À l’heure où je finis ce livre, j’en suis à douter de tout et je me dois de vous inviter, chère lectrice, cher lecteur, à la plus grande prudence. Laissez-moi vous donner les raisons de mon trouble.
Je vous avais déjà signalé mes réserves méthodologiques sur le travail de Nora. Elle voulait retrouver le monde perdu d’Odette, elle me semblait plutôt lui avoir inventé un univers fantastique voire fantasmatique ; je me demande aujourd’hui si Nora n’a pas fini par confondre, volontairement ou non, l’histoire d’Odette et la sienne. Odette n’avait pourtant pas eu une vie si tranquille et ordinaire, mais cela ne suffisait pas à Nora, elle lui voulait un destin tragique. Il y a donc deux Odette et deux mondes d’Odette (comme vous l’avez constaté en comparant les deux premières parties du livre que j’ai peu modifiées par rapport au manuscrit que Nora m’a confié). La difficulté vient de ce que, mis à part quelques traits excessifs ou scènes manifestement délirantes d’un côté et quelques faits objectifs aisément vérifiables de l’autre, il y a une zone médiane où les deux Odette tendent à se confondre pour engendrer une Odette grise et floue, mi-réelle mi-imaginaire, qui finit par avaler les deux autres.
– Fin 1991 –
Un peu après avoir reçu le manuscrit, j’étais donc allé enquêter sur place pour essayer d’y voir plus clair, vérifier quelques faits et lever quelques doutes. On devait être fin décembre 1991. (Je pourrais aisément retrouver la date, car c’était le jour même de la mort d’Hervé Guibert. Cela m’avait attristé. Il avait trente-six ans. Je l’avais rencontré quelques années auparavant au vernissage d’une exposition à la galerie Agathe Gaillard. Il laissait une œuvre importante déjà. J’aimais son écriture, comment s’y mélangeaient le plus tendre et le plus sordide, le plus cru et le plus élégant, le plus technique et le plus poétique. J’avais beaucoup apprécié son « roman » À l’Ami qui ne m’a pas sauvé la vie. Il avait le sida.)
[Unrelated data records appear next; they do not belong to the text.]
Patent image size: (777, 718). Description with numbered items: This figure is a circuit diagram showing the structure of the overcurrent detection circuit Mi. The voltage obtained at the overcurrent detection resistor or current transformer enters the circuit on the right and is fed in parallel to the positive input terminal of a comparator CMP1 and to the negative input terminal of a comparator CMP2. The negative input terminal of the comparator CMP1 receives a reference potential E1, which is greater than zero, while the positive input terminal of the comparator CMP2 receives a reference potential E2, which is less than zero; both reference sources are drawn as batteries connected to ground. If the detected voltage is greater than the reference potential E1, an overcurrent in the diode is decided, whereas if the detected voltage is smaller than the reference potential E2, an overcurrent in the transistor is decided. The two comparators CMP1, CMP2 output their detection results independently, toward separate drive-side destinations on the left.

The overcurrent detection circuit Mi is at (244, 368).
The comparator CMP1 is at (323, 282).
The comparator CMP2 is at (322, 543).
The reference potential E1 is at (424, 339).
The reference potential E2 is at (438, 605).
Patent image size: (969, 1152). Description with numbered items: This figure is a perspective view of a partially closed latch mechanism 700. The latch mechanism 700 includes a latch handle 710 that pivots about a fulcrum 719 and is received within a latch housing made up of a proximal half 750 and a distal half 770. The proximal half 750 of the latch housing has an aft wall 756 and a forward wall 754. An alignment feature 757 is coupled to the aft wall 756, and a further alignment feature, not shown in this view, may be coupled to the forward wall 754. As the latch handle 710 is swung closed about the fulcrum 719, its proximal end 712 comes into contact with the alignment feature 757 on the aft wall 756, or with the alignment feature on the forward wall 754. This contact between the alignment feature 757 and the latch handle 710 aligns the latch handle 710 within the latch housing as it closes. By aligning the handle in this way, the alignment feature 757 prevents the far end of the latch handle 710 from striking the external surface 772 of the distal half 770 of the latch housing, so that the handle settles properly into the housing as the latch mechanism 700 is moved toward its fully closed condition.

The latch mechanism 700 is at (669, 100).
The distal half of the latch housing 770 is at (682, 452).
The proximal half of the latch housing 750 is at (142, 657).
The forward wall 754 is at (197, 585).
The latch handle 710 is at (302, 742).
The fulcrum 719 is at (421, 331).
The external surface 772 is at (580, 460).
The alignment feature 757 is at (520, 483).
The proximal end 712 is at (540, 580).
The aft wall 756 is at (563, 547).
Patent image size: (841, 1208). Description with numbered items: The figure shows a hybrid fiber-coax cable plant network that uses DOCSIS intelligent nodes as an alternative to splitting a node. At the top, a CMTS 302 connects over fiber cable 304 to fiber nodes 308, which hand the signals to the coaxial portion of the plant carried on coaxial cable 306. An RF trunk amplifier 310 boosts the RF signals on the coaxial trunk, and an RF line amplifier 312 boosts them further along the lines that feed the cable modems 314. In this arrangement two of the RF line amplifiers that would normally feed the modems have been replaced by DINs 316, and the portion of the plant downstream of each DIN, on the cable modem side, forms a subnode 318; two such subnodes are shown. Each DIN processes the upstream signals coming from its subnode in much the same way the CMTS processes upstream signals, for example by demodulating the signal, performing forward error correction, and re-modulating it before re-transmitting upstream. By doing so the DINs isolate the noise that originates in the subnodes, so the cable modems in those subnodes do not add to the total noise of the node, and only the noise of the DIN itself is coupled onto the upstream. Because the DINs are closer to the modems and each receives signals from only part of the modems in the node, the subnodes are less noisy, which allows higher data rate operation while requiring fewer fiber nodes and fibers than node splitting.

Baume-les-Messieurs, Lons-le-Saunier, Chalon-sur-Saône, je découvrais la région ; tout à fait charmante et à l’évidence, bien différente de ce qu’avait pu connaître Odette.
(À la gare de l’Est, j’avais racheté À l’ami qui ne m’a pas sauvé la vie en édition de poche. Comme le narrateur, je me sentais très seul. « J’entreprends un nouveau livre pour avoir un compagnon, un interlocuteur, quelqu’un avec qui manger et dormir, auprès duquel rêver et cauchemarder, le seul ami présentement tenable. » Comme Hervé mangeait et dormait avec Muzil, Bill et ses docteurs, je mangeais et dormais, moi, avec Nora, Odette et Séraphin. Et puis rapidement, j’avais eu honte de me comparer à lui, de comparer nos douleurs, nos destins, moi et mes petites malaisances existentielles.)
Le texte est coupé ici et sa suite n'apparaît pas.